The question as to why only some people get addicted to drugs has been a difficult one to answer. Still, there’s no doubt that only a relatively small fraction of those exposed to drugs develop the compulsive, often destructive pattern of use we associate with addiction. The pattern holds in animal research too – even though all the animals in an experiment get the same amount of drugs, delivered in the same way, only some of them develop addictive drug taking. It seems there’s something different about addicts’ brains, but what is it?

What’s different about addicts’ brains?

We’ve found quite a few things that differentiate addicts’ brains from those of normal research participants. These include lower density of a certain type of dopamine receptor (D2), reduced activity in specific brain parts like the OFC (orbitofrontal cortex) that are important in decision making and behavioral control. Still, if we start with what is supposed to be a pretty similar group of rats and give them all the same drug, for the same time, in the same amounts, why do only some get addicted?

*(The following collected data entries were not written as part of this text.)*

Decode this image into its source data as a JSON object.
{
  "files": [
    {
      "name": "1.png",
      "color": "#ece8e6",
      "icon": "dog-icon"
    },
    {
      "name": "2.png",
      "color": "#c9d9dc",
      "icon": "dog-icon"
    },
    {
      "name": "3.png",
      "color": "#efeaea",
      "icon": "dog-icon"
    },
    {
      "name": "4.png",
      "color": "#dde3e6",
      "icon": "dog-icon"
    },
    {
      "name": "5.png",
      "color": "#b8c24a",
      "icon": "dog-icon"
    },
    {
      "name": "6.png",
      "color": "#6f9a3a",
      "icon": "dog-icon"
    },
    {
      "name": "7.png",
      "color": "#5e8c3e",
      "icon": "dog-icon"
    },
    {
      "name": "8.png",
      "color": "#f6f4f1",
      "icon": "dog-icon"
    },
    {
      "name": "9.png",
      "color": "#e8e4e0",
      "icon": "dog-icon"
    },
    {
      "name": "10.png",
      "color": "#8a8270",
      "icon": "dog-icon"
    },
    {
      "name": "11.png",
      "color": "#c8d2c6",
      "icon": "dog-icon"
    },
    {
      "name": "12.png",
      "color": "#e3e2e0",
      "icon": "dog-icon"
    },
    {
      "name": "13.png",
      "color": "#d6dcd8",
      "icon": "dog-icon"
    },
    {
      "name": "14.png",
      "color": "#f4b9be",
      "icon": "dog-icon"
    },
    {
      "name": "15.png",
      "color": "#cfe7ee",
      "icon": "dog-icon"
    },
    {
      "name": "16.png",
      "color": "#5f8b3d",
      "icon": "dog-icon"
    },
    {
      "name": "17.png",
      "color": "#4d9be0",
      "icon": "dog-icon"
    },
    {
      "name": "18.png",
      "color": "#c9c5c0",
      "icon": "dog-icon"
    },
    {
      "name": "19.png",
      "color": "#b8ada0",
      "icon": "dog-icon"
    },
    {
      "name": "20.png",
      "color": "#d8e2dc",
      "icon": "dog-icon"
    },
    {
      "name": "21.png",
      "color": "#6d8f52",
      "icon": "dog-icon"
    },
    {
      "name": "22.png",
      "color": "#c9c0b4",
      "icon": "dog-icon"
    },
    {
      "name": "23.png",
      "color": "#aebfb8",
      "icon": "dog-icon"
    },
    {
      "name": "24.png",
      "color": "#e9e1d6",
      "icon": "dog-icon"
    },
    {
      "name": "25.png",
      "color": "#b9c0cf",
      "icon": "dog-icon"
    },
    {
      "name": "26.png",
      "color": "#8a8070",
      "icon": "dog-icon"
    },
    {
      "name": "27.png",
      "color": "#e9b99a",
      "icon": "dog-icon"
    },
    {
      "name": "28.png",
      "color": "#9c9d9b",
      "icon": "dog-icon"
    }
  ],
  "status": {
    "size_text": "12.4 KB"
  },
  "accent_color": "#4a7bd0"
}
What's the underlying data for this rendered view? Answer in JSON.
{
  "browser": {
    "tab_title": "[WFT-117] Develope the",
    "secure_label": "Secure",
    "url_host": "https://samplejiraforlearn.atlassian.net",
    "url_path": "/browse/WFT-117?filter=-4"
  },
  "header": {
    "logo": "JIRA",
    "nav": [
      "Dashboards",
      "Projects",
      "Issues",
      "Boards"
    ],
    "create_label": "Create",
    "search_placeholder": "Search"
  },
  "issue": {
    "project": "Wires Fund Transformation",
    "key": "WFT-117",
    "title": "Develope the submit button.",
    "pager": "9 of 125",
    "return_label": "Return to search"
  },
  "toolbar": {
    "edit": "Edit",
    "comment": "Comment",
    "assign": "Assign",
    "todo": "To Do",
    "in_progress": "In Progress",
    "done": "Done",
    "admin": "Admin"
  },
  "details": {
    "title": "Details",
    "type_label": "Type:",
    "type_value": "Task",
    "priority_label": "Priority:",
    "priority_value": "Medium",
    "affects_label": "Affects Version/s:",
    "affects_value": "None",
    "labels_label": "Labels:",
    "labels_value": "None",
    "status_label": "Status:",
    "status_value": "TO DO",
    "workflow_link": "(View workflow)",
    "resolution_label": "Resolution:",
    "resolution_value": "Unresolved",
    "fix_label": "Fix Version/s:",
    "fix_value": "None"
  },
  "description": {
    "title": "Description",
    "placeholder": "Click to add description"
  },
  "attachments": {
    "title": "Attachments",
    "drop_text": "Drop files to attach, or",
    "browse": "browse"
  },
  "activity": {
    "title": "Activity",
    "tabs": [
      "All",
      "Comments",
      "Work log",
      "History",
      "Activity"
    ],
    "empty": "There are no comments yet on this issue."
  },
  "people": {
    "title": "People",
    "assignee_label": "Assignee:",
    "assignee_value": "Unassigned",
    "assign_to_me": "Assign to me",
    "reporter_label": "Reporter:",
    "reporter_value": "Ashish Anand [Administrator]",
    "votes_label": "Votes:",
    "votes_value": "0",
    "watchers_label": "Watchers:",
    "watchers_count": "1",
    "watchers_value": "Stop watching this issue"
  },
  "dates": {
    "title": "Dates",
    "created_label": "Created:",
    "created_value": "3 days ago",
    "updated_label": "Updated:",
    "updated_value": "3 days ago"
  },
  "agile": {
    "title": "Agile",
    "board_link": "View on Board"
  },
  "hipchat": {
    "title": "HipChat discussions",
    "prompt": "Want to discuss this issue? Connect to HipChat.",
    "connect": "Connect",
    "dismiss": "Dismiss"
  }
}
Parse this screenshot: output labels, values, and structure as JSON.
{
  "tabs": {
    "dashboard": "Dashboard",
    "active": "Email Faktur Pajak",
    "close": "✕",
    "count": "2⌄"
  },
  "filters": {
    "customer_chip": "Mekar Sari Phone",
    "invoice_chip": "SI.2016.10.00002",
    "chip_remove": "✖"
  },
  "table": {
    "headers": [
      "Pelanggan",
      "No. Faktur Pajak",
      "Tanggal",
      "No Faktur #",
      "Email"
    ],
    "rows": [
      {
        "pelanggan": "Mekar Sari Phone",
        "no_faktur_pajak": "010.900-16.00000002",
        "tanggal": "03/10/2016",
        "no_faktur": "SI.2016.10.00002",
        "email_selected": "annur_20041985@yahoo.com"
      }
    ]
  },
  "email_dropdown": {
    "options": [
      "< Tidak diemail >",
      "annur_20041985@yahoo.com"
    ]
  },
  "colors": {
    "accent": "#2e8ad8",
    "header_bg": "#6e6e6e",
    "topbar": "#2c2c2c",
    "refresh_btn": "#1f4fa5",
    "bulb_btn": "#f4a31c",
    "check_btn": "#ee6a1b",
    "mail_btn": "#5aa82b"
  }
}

This recent study found that a specific neuronal process called LTD (Long Term Depression), that is important in learning (or what we call plasticity) is suppressed in addicted animals for far longer than in animals that end up not not displaying addictive behavior. Even though all animals displayed this sort of deficiency in LTD right after learning to take drugs, only the addicted animals showed it when tested two months later.

Since the difference was seen in an area of addicts’ brains called the Nucleus Accumbens, a very important area for learning about rewards, it seems likely that it plays an important role in addicts’ inability to change their behavior after they’ve started using drugs. Past research has already identified this as a problem with something we call “reversal learning” but it seems we may have just found at least part of the mechanism.

Now we have to figure out why some animals show this sort of pattern and others don’t. Genetic variability seems like a good place to start here.

Citation:

F. Kasanetz, V. Deroche-Gamonet, N. Berson, E. Balado, M. Lafourcade, O. Manzoni, P. V. Piazza, Transition to addiction is associated with a persistent impairment in synaptic plasticity. Science 328, 1709–1712 (2010).